Monday, April 4, 2011

The active contemplative: another take on Martha

Yesterday in programmed worship, the sermon was from John 12 on the anointing of Jesus’ feet. One thing I like about the sermons at our church is that they frequently combine the preparation of the preacher, the active participation of the congregation, and times of dynamic silence where we are encouraged to listen to the Spirit. All of this happened yesterday. As the preacher, Cherice did a good job of leading us through the passage and helping us connect it to our own experience.

In one exercise, we were asked to imagine ourselves into the scene and identify with one of the characters. Am I at all like Mary with her extravagant, but appropriate, worship? Am I like the self-serving Judas? Or am I more like practical but critical Martha, frowning from the kitchen?

At the suggestion of the “practical but critical Martha,” my mind did one of those something’s-wrong-with-this-picture double-takes, like with those drawings in kids’ magazines where you have to find all the things that aren’t quite right—the upside-down clock, an ear where a nose should be, etc. The frowning Martha wasn’t quite right.

This suggested image harkens back to an earlier story, of course, where Martha does indeed frown and complain about her sister’s inconsideration in not helping with meal preparation (Luke 10:30-42).
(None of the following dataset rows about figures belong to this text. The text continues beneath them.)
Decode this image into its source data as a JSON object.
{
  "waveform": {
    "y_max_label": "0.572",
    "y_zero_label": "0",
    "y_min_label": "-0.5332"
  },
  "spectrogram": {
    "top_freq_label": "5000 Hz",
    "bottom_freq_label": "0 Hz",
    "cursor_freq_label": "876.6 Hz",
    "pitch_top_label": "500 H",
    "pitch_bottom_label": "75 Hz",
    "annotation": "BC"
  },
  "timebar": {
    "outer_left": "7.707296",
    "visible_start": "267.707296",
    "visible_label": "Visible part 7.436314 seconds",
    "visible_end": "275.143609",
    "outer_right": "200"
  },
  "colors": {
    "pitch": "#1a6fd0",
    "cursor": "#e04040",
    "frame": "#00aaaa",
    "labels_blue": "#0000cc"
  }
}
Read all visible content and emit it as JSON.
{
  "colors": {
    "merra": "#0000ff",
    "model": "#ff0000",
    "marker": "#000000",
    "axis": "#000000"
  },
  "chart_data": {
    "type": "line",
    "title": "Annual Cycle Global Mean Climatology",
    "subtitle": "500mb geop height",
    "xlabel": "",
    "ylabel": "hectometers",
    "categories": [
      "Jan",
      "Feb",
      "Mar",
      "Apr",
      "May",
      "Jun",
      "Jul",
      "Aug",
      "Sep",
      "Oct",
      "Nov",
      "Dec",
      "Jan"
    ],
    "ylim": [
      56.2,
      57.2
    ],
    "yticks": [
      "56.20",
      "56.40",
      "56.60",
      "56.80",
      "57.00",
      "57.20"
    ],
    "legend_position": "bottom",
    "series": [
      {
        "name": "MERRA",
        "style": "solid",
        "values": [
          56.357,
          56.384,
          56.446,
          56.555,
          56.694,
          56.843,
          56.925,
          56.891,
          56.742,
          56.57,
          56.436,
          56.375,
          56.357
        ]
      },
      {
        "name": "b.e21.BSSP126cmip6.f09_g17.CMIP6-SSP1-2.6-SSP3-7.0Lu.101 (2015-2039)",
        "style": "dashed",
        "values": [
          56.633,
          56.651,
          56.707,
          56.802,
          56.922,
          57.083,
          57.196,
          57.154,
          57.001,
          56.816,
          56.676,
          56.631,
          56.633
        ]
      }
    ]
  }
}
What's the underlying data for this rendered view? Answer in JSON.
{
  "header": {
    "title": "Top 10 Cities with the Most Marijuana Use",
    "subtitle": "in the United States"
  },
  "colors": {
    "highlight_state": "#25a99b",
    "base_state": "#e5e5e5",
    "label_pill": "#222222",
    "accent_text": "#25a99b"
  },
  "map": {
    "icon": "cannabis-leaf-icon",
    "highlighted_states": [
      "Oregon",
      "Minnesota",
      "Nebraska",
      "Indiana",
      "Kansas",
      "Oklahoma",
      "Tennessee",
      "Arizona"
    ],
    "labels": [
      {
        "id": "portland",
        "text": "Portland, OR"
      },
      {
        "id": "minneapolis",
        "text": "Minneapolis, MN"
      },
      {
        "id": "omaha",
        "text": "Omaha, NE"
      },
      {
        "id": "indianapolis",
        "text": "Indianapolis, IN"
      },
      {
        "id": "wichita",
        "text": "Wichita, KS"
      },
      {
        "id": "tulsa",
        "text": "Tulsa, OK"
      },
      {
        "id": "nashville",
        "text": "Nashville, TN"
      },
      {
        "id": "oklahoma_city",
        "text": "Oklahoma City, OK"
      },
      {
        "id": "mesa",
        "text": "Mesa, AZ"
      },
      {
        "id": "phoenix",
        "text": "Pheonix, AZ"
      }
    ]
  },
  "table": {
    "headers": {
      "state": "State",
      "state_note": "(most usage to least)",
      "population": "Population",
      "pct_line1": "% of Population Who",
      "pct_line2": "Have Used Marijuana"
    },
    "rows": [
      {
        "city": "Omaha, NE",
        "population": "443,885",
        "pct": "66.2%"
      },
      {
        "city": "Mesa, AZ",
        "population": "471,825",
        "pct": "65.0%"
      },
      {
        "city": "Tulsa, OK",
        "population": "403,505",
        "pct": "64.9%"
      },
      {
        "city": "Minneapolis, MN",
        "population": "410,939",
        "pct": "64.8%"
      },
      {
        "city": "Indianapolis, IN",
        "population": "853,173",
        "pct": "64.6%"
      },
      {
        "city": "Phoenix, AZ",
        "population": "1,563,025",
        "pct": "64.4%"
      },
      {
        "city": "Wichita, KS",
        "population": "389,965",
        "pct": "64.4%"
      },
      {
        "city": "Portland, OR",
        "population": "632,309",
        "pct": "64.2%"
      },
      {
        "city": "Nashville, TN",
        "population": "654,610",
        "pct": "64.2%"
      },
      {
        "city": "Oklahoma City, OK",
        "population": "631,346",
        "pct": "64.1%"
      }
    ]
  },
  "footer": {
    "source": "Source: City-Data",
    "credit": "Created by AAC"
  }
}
Jesus’ response both challenges and comforts: “Martha, Martha,” the Lord answered [here I can see him lightly touching her face], “you are worried and upset about many things, but only one thing is needed. Mary has chosen what is better, and it will not be taken away from her.”

I love it that Jesus says her name twice. In so many of his conversations with women, Jesus addresses them simply as, “Woman.” This repetition of Martha’s name is full of affection and affirmation, even as he takes her attitude to task.

The story in Luke ends with Jesus’ rebuke to Martha, but Martha’s story continues. Here we have to read between the lines (or, better stated, between the stories). My educated imagination sees Martha as teachable. I think she took to heart what Jesus told her, helped along by how he said it. I see her mulling over the “one thing needed” that her sister had got right. I see her changing, perhaps not all at once, but ever more deeply, learning to find her own way of listening to Jesus and letting her service become worship.

One clue that this might be happening comes in a story that falls between the Luke 10 and the John 12 stories. In John 11, Jesus again comes to the home of Martha, Mary and Lazarus. This, of course, is the story of the resurrection of Lazarus from the dead, but much of the detail involves Jesus’ interactions with the two sisters. It’s interesting that John states, early in the chapter, that “Jesus loved Martha and her sister and Lazarus,” specifically naming Martha.

Martha, still the more practical, cerebral sister, is the one who comes out to meet Jesus, and their conversation reveals her growing faith and understanding of who Jesus is (although a few surprises await her). I see here a different Martha, one who has changed from the woman Jesus rebuked earlier.

Mary is still the more emotional, intuitive sister, the one who leads from the heart. Her beautiful costly sacrifice as she anoints Jesus' feet (John 12) continues to inspire and encourage those of us who would also be followers and lovers of Jesus.

But I can’t see Martha in this scene as the critical, resentful woman she once was. The only thing the text says about her in this story is simply that “Martha served.” Martha is still Martha, more prone to action than reflection, called to a life of practical service. But as she watches Mary pour out the perfume on Jesus’ feet and wipe those feet with her hair—strange behavior indeed—and as the fragrance begins to fill the room, perhaps something deep within Martha whispers, “Yes.” Perhaps she slowly begins to smile. Perhaps she, too, worships. Perhaps.

Anyway, a thank you to Cherice for opening the Scriptures to us in such a way that we enter the story. Or, better yet, that the story enters us. I take as my challenge this week the joining of my active and contemplative responses as I seek to follow Jesus…

--with both heart and head…
--in silence and in service…
--extravagantly and in simplicity…

Yes, Lord.

1 comment:

  1. Nancy,

    Thanks for this post! Sorry I didn't comment on it earlier. But I really appreciate your reworking of Martha's story. I felt like I was kind of giving her the short end of the stick, or perhaps seeing her as a flat character instead of allowing her to come to life in my sermon, so I appreciate you letting God 3-dimensionify her. =)

    I feel like it's so hard to balance those things you list at the end, head/heart, silence/service, extravagance/simplicity. And yet the people who manage to do this (with God's help!) are the ones we remember: Mother Teresa, Martin Luther King, Jr., St Francis and St Clare, so many monks and nuns throughout history, and Quakers, too! I love this about Friends, but I find it hard to not get stuck in the contemplation part spiritually speaking, and in the practical part in everyday life. So hopefully like Martha in your version of her story, I can learn to integrate these more fully and to truly worship in the ways I'm called.